Schaumburg-based Motorola Inc. joined MTV last week to offer Chicago-area teens brightly colored plastic MTV pagers that work like other pagers except they also beep occasionally after school with an 800 number for the latest MTV programming notes.
While the media giants were urging kids to buy the candy-colored nag boxes, Chicago schools chief Paul Vallas was ordering a sweep of Foreman High School on the Northwest side where 70 students were arrested (not expelled, arrested) because it is against Chicago city law to take a pager onto public school property.
Forget my MTV, I want my attorney.
YOU’VE GOT E-MAUL
INFOGLUT.COM
“Send me a FedEx and page me when you do so I can fax back my e-mail address because my cell-phone died.” That kind of lifestyle, says a new study by the National Center for Supercomputing Applications at the University of Illinois, is typical for the average Illinoisan with an e-mail account.

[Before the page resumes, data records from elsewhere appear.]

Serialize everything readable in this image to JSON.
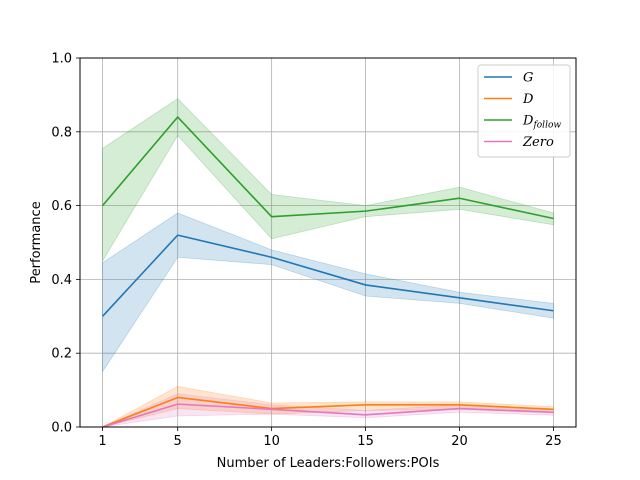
{
  "chart_data": {
    "type": "line",
    "title": "",
    "xlabel": "Number of Leaders:Followers:POIs",
    "ylabel": "Performance",
    "x": [
      1,
      5,
      10,
      15,
      20,
      25
    ],
    "xticks": [
      "1",
      "5",
      "10",
      "15",
      "20",
      "25"
    ],
    "xlim": [
      -0.2,
      26.2
    ],
    "ylim": [
      0.0,
      1.0
    ],
    "yticks": [
      "0.0",
      "0.2",
      "0.4",
      "0.6",
      "0.8",
      "1.0"
    ],
    "grid": true,
    "legend_position": "top-right",
    "series": [
      {
        "name": "G",
        "name_main": "G",
        "name_sub": "",
        "color": "#1f77b4",
        "values": [
          0.3,
          0.52,
          0.46,
          0.385,
          0.35,
          0.315
        ],
        "lower": [
          0.15,
          0.46,
          0.44,
          0.355,
          0.335,
          0.295
        ],
        "upper": [
          0.445,
          0.58,
          0.48,
          0.415,
          0.365,
          0.335
        ]
      },
      {
        "name": "D",
        "name_main": "D",
        "name_sub": "",
        "color": "#ff7f0e",
        "values": [
          0.0,
          0.08,
          0.05,
          0.06,
          0.06,
          0.048
        ],
        "lower": [
          0.0,
          0.05,
          0.035,
          0.045,
          0.048,
          0.038
        ],
        "upper": [
          0.0,
          0.11,
          0.065,
          0.068,
          0.068,
          0.055
        ]
      },
      {
        "name": "Dfollow",
        "name_main": "D",
        "name_sub": "follow",
        "color": "#2ca02c",
        "values": [
          0.6,
          0.84,
          0.57,
          0.585,
          0.62,
          0.565
        ],
        "lower": [
          0.45,
          0.79,
          0.51,
          0.57,
          0.59,
          0.548
        ],
        "upper": [
          0.755,
          0.89,
          0.63,
          0.6,
          0.65,
          0.58
        ]
      },
      {
        "name": "Zero",
        "name_main": "Zero",
        "name_sub": "",
        "color": "#e377c2",
        "values": [
          0.0,
          0.062,
          0.048,
          0.033,
          0.05,
          0.04
        ],
        "lower": [
          0.0,
          0.03,
          0.035,
          0.025,
          0.04,
          0.032
        ],
        "upper": [
          0.0,
          0.09,
          0.06,
          0.045,
          0.06,
          0.048
        ]
      }
    ]
  }
}
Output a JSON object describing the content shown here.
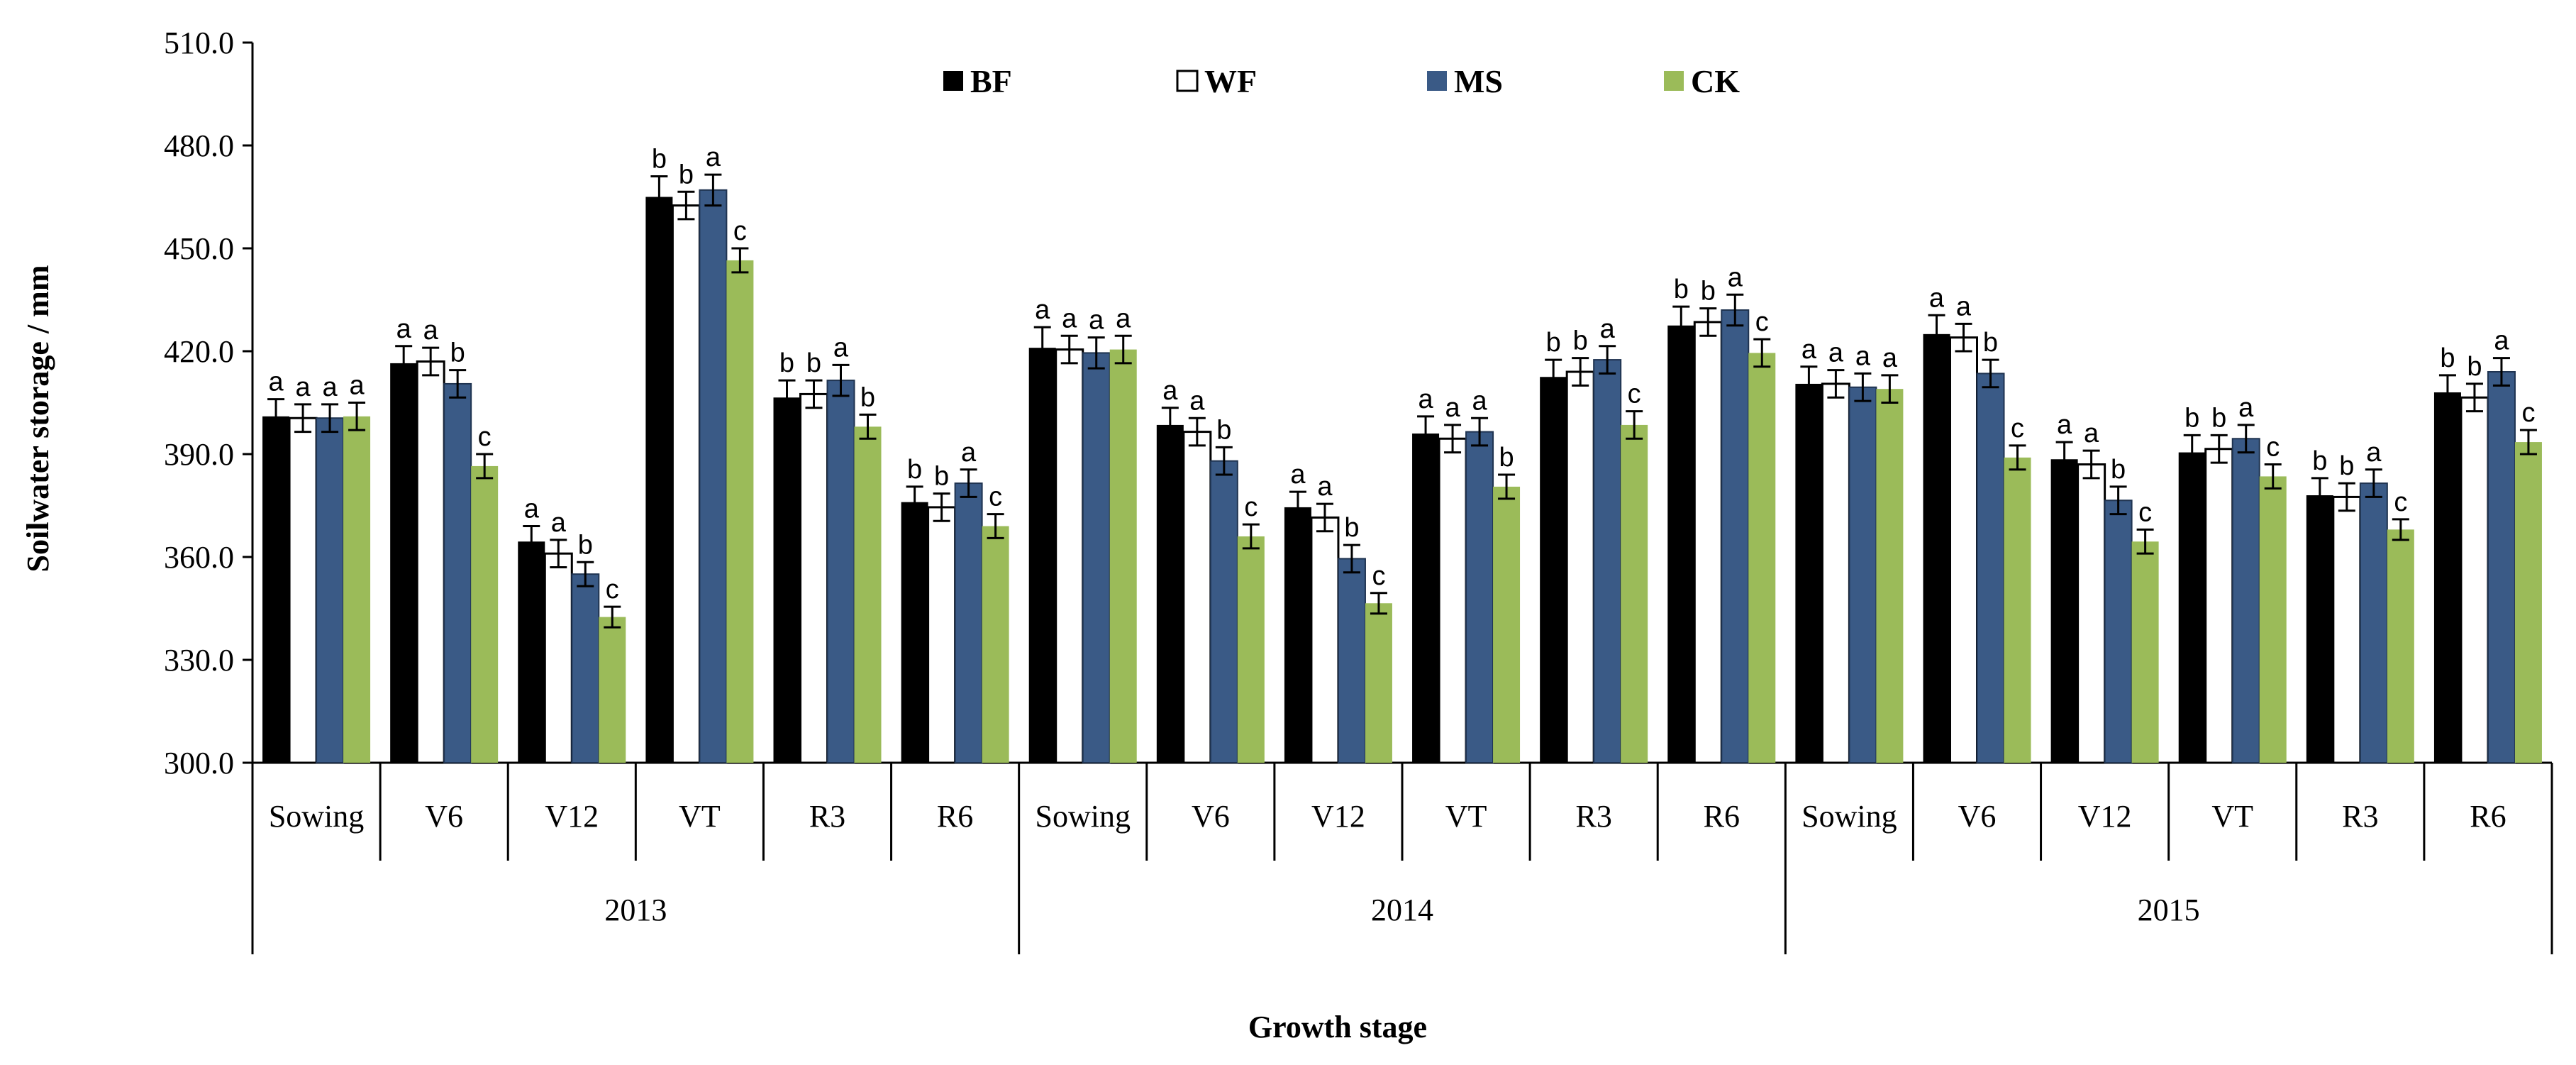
{
  "chart_data": {
    "type": "bar",
    "title": "",
    "xlabel": "Growth stage",
    "ylabel": "Soilwater storage / mm",
    "ylim": [
      300,
      510
    ],
    "yticks": [
      "300.0",
      "330.0",
      "360.0",
      "390.0",
      "420.0",
      "450.0",
      "480.0",
      "510.0"
    ],
    "legend_position": "top-center",
    "years": [
      "2013",
      "2014",
      "2015"
    ],
    "stages": [
      "Sowing",
      "V6",
      "V12",
      "VT",
      "R3",
      "R6"
    ],
    "categories": [
      "Sowing",
      "V6",
      "V12",
      "VT",
      "R3",
      "R6",
      "Sowing",
      "V6",
      "V12",
      "VT",
      "R3",
      "R6",
      "Sowing",
      "V6",
      "V12",
      "VT",
      "R3",
      "R6"
    ],
    "series": [
      {
        "name": "BF",
        "color": "#000000",
        "marker": "filled-black",
        "values": [
          401,
          416.5,
          364.5,
          465,
          406.5,
          376,
          421,
          398.5,
          374.5,
          396,
          412.5,
          427.5,
          410.5,
          425,
          388.5,
          390.5,
          378,
          408
        ],
        "errors": [
          5,
          5,
          4.5,
          6,
          5,
          4.5,
          6,
          5,
          4.5,
          5,
          5,
          5.5,
          5,
          5.5,
          5,
          5,
          5,
          5
        ],
        "labels": [
          "a",
          "a",
          "a",
          "b",
          "b",
          "b",
          "a",
          "a",
          "a",
          "a",
          "b",
          "b",
          "a",
          "a",
          "a",
          "b",
          "b",
          "b"
        ]
      },
      {
        "name": "WF",
        "color": "#ffffff",
        "marker": "hollow",
        "values": [
          400.5,
          417,
          361,
          462.5,
          407.5,
          374.5,
          420.5,
          396.5,
          371.5,
          394.5,
          414,
          428.5,
          410.5,
          424,
          387,
          391.5,
          377.5,
          406.5
        ],
        "errors": [
          4,
          4,
          4,
          4,
          4,
          4,
          4,
          4,
          4,
          4,
          4,
          4,
          4,
          4,
          4,
          4,
          4,
          4
        ],
        "labels": [
          "a",
          "a",
          "a",
          "b",
          "b",
          "b",
          "a",
          "a",
          "a",
          "a",
          "b",
          "b",
          "a",
          "a",
          "a",
          "b",
          "b",
          "b"
        ]
      },
      {
        "name": "MS",
        "color": "#3a5a86",
        "marker": "blue",
        "values": [
          400.5,
          410.5,
          355,
          467,
          411.5,
          381.5,
          419.5,
          388,
          359.5,
          396.5,
          417.5,
          432,
          409.5,
          413.5,
          376.5,
          394.5,
          381.5,
          414
        ],
        "errors": [
          4,
          4,
          3.5,
          4.5,
          4.5,
          4,
          4.5,
          4,
          4,
          4,
          4,
          4.5,
          4,
          4,
          4,
          4,
          4,
          4
        ],
        "labels": [
          "a",
          "b",
          "b",
          "a",
          "a",
          "a",
          "a",
          "b",
          "b",
          "a",
          "a",
          "a",
          "a",
          "b",
          "b",
          "a",
          "a",
          "a"
        ]
      },
      {
        "name": "CK",
        "color": "#9bbb59",
        "marker": "green",
        "values": [
          401,
          386.5,
          342.5,
          446.5,
          398,
          369,
          420.5,
          366,
          346.5,
          380.5,
          398.5,
          419.5,
          409,
          389,
          364.5,
          383.5,
          368,
          393.5
        ],
        "errors": [
          4,
          3.5,
          3,
          3.5,
          3.5,
          3.5,
          4,
          3.5,
          3,
          3.5,
          4,
          4,
          4,
          3.5,
          3.5,
          3.5,
          3,
          3.5
        ],
        "labels": [
          "a",
          "c",
          "c",
          "c",
          "b",
          "c",
          "a",
          "c",
          "c",
          "b",
          "c",
          "c",
          "a",
          "c",
          "c",
          "c",
          "c",
          "c"
        ]
      }
    ]
  }
}
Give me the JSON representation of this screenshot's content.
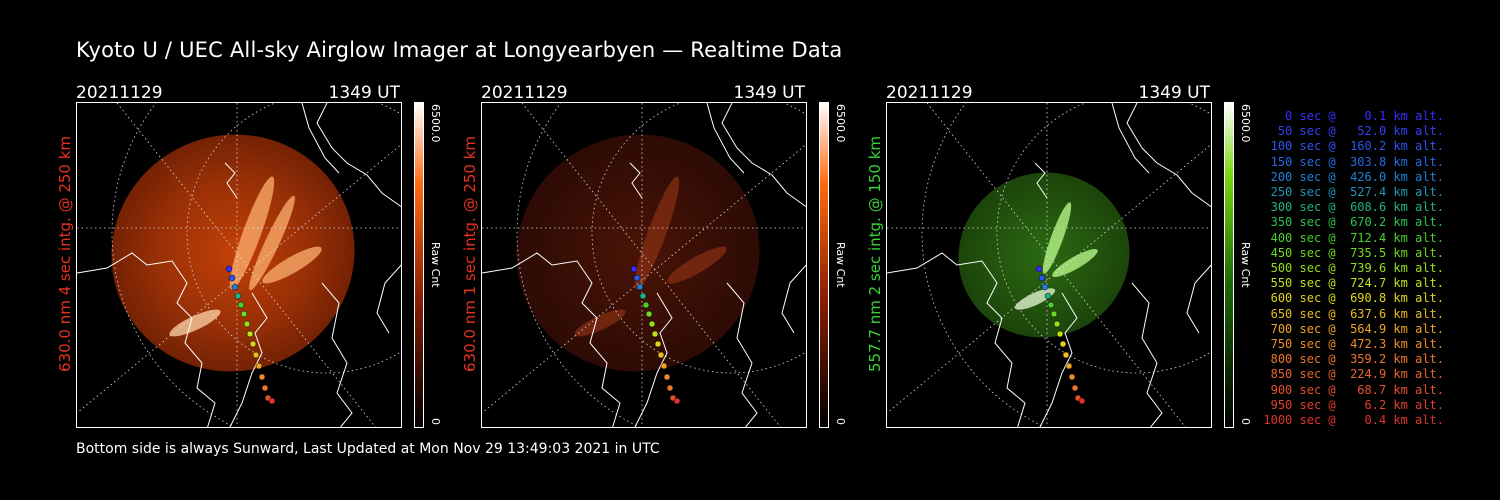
{
  "title": "Kyoto U / UEC All-sky Airglow Imager at Longyearbyen — Realtime Data",
  "footer": "Bottom side is always Sunward, Last Updated at Mon Nov 29 13:49:03 2021 in UTC",
  "colors": {
    "red_label": "#e8321e",
    "green_label": "#3ad23a"
  },
  "panels": [
    {
      "date": "20211129",
      "time": "1349 UT",
      "label": "630.0 nm 4 sec intg. @ 250 km",
      "label_color": "#e8321e",
      "cbar_max": "6500.0",
      "cbar_min": "0",
      "cbar_unit": "Raw Cnt",
      "colormap": "red"
    },
    {
      "date": "20211129",
      "time": "1349 UT",
      "label": "630.0 nm 1 sec intg. @ 250 km",
      "label_color": "#e8321e",
      "cbar_max": "6500.0",
      "cbar_min": "0",
      "cbar_unit": "Raw Cnt",
      "colormap": "red-dim"
    },
    {
      "date": "20211129",
      "time": "1349 UT",
      "label": "557.7 nm 2 sec intg. @ 150 km",
      "label_color": "#3ad23a",
      "cbar_max": "6500.0",
      "cbar_min": "0",
      "cbar_unit": "Raw Cnt",
      "colormap": "green"
    }
  ],
  "legend": [
    {
      "text": "   0 sec @    0.1 km alt.",
      "color": "#3a2cff"
    },
    {
      "text": "  50 sec @   52.0 km alt.",
      "color": "#3340f5"
    },
    {
      "text": " 100 sec @  160.2 km alt.",
      "color": "#2c55ef"
    },
    {
      "text": " 150 sec @  303.8 km alt.",
      "color": "#256ae5"
    },
    {
      "text": " 200 sec @  426.0 km alt.",
      "color": "#2080d6"
    },
    {
      "text": " 250 sec @  527.4 km alt.",
      "color": "#1e98b8"
    },
    {
      "text": " 300 sec @  608.6 km alt.",
      "color": "#20b08a"
    },
    {
      "text": " 350 sec @  670.2 km alt.",
      "color": "#2cc44e"
    },
    {
      "text": " 400 sec @  712.4 km alt.",
      "color": "#48d02c"
    },
    {
      "text": " 450 sec @  735.5 km alt.",
      "color": "#6ed81e"
    },
    {
      "text": " 500 sec @  739.6 km alt.",
      "color": "#96e01a"
    },
    {
      "text": " 550 sec @  724.7 km alt.",
      "color": "#c0e01a"
    },
    {
      "text": " 600 sec @  690.8 km alt.",
      "color": "#e0d41a"
    },
    {
      "text": " 650 sec @  637.6 km alt.",
      "color": "#ecbc1e"
    },
    {
      "text": " 700 sec @  564.9 km alt.",
      "color": "#f0a422"
    },
    {
      "text": " 750 sec @  472.3 km alt.",
      "color": "#f08c26"
    },
    {
      "text": " 800 sec @  359.2 km alt.",
      "color": "#ee762a"
    },
    {
      "text": " 850 sec @  224.9 km alt.",
      "color": "#ea622c"
    },
    {
      "text": " 900 sec @   68.7 km alt.",
      "color": "#e6502c"
    },
    {
      "text": " 950 sec @    6.2 km alt.",
      "color": "#e2402c"
    },
    {
      "text": "1000 sec @    0.4 km alt.",
      "color": "#de342c"
    }
  ]
}
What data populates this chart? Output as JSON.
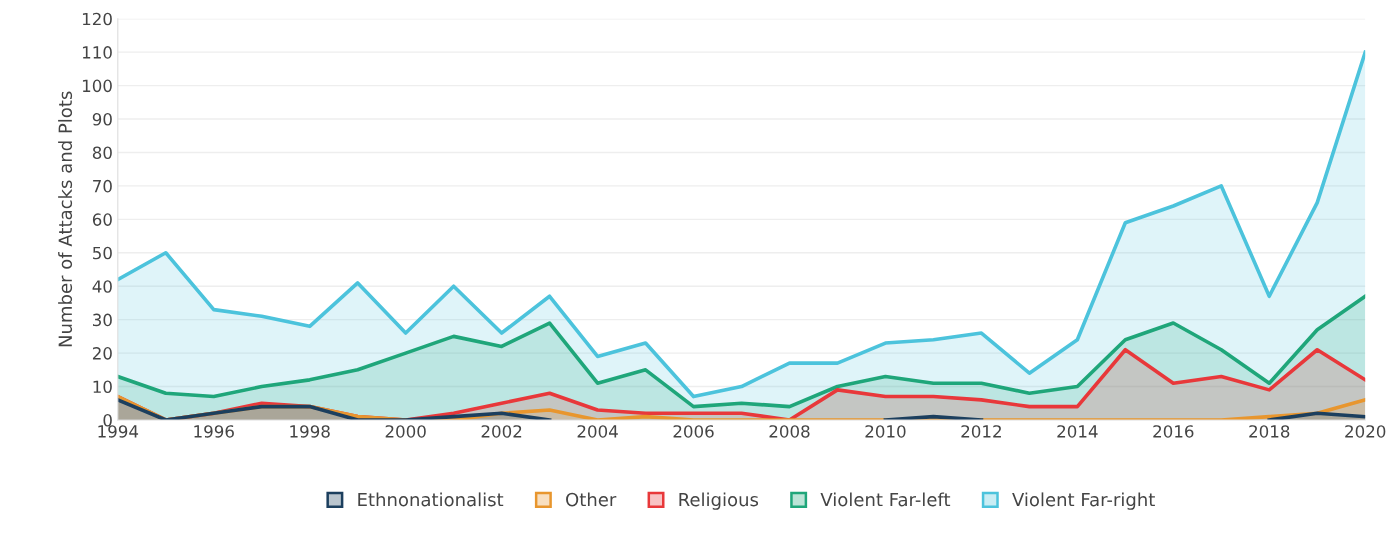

The study had 60 community leaders in Champaign County tote about an electronic diary for a week and record every communication they encountered–Fax, FedEx, phone call etc. E-mail users clicked a dismaying 392 times per week while non-wired folk registered a busy but sane 247.
Both groups got about the same amount of work done for the week, leading the study’s director, Alaina Kanfer, to conclude, “We may begin to feel that we are doing more work without actually getting more done.”
WAR GAMES
SLAY BELLS
If you’re adding a killer multimedia PC this holiday and want to see your new box at its romping, stomping, heavy metal screeching ultimate, grab Activision’s hot new Quake II, the stunning $50 sequel to America’s all-time shoot’em up time-waster.
Run on a PC with the new 3D accelerator cards, Quake II is a stunner in stereo virtual reality chaos even if you are dismayed–as you should be–by the horrid violence and unforgiving ruthlessness demanded of players.
WAR GAMES II
SIMULATE THIS!
America may be beating its thermonuclear swords into plutonium plowshares, but old urges die hard as became sadly obvious last week when NASA’s Jet Propulsion Laboratory distributed results of a computer game the Pentagon’s propeller heads had conducted Nov. 20 in San Jose, Calif., that turned out to be the largest military simulation in history.
Hundreds of computer screens in the cavernous San Jose Convention Center simulated no fewer than 66,249 tanks, trucks and vehicles in desert warfare on terrain modeled on Saudi Arabia and Kuwait.
The Blue forces creamed the Red forces, but NASA didn’t say whether the Blue were me and you or Saddam’s bad guys.